London’s overriding interest is in growing its trade with China, hence Cameron’s visit. Yet the British feel they have no security role to play in Asia, leaving the maintenance of stability to America.
But the British also recognise that closer trade ties may well leave them open to the type of economic bullying Japan is undergoing. They have also watched Japan turn to its only ally for support in the dispute with China, underscoring that only America’s continuing presence in Asia gives confidence that problems will be solved peacefully.
That brings us back to America’s Asia policy. Obama’s 10-day trip is an uneven amalgam of bilateral outreach and multilateral participation. In neither case is he driving events or providing the type of leadership that many Asians say they expect from the US.
While the President talked about free trade in India and democracy in Indonesia, his words are disconnected from a concrete policy of actively helping to create a more liberal Asia. And in multilateral settings, the agenda is so watered down that no realistic action plan for enhancing trade or promoting economic recovery is likely to emerge.
Moreover, what is most on the minds of many in Asia – security and concern over Chinese assertiveness – was all but absent from discussions. This is particularly true for Japan, whose officials express private disappointment that Obama will focus on APEC, and not extend his visit to talk about other issues.
While ably staffed on Asian issues, Obama needs to draw together the pieces of his policy. What is it that links jobs and security?
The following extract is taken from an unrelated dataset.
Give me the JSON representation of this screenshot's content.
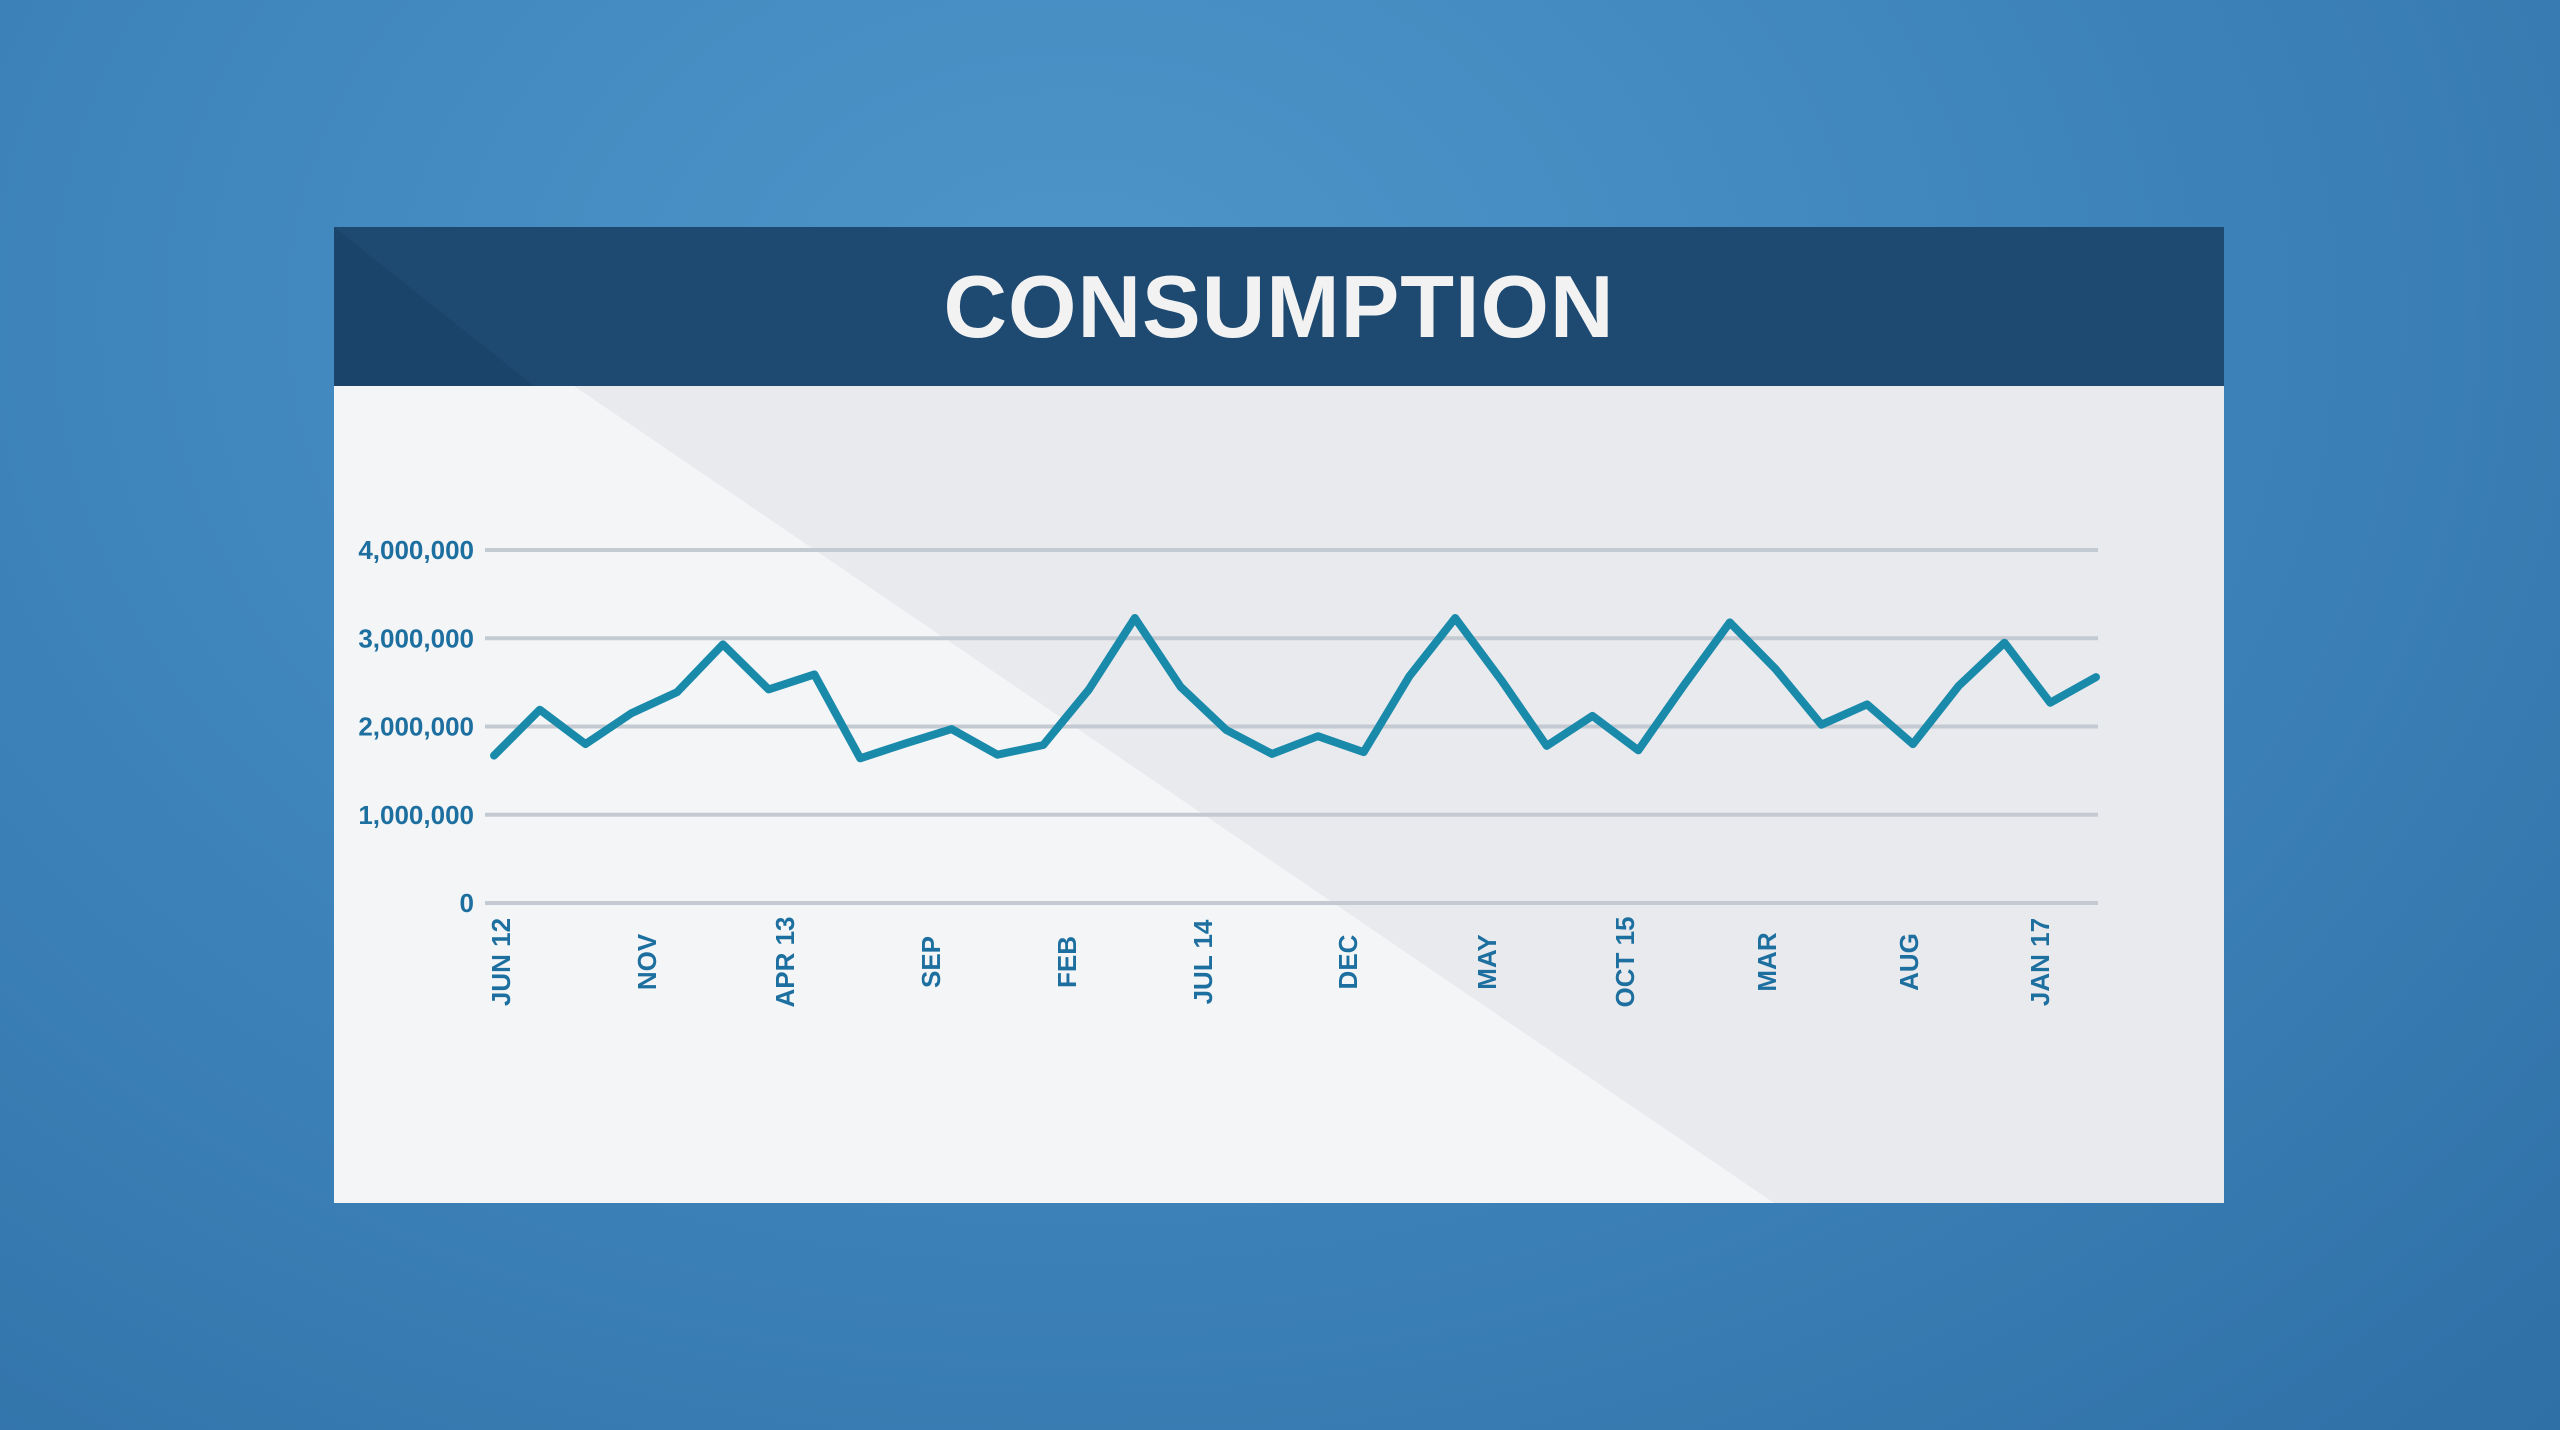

It is a reaffirmation of the liberal values expressed through free trade, civil society and commonly accepted norms of behaviour.
This is highlighted by the constant presence of US forces in the region.
But it is not enough simply to hold the line or to sermonise about freedom’s importance.
The President should bring together leading liberal Asian nations including India, Japan, South Korea, Taiwan, Indonesia and Australia to craft principles of regional behaviour, explicitly condemn actions that go against the grain of co-operation, and co-ordinate an approach to strengthening civil society.
He should also augment US forces in the region, placing more submarines, surface ships and aircraft in allied bases, thereby sending a clear signal of resolve to China and to other nations that seek to reorder patterns of regional behaviour.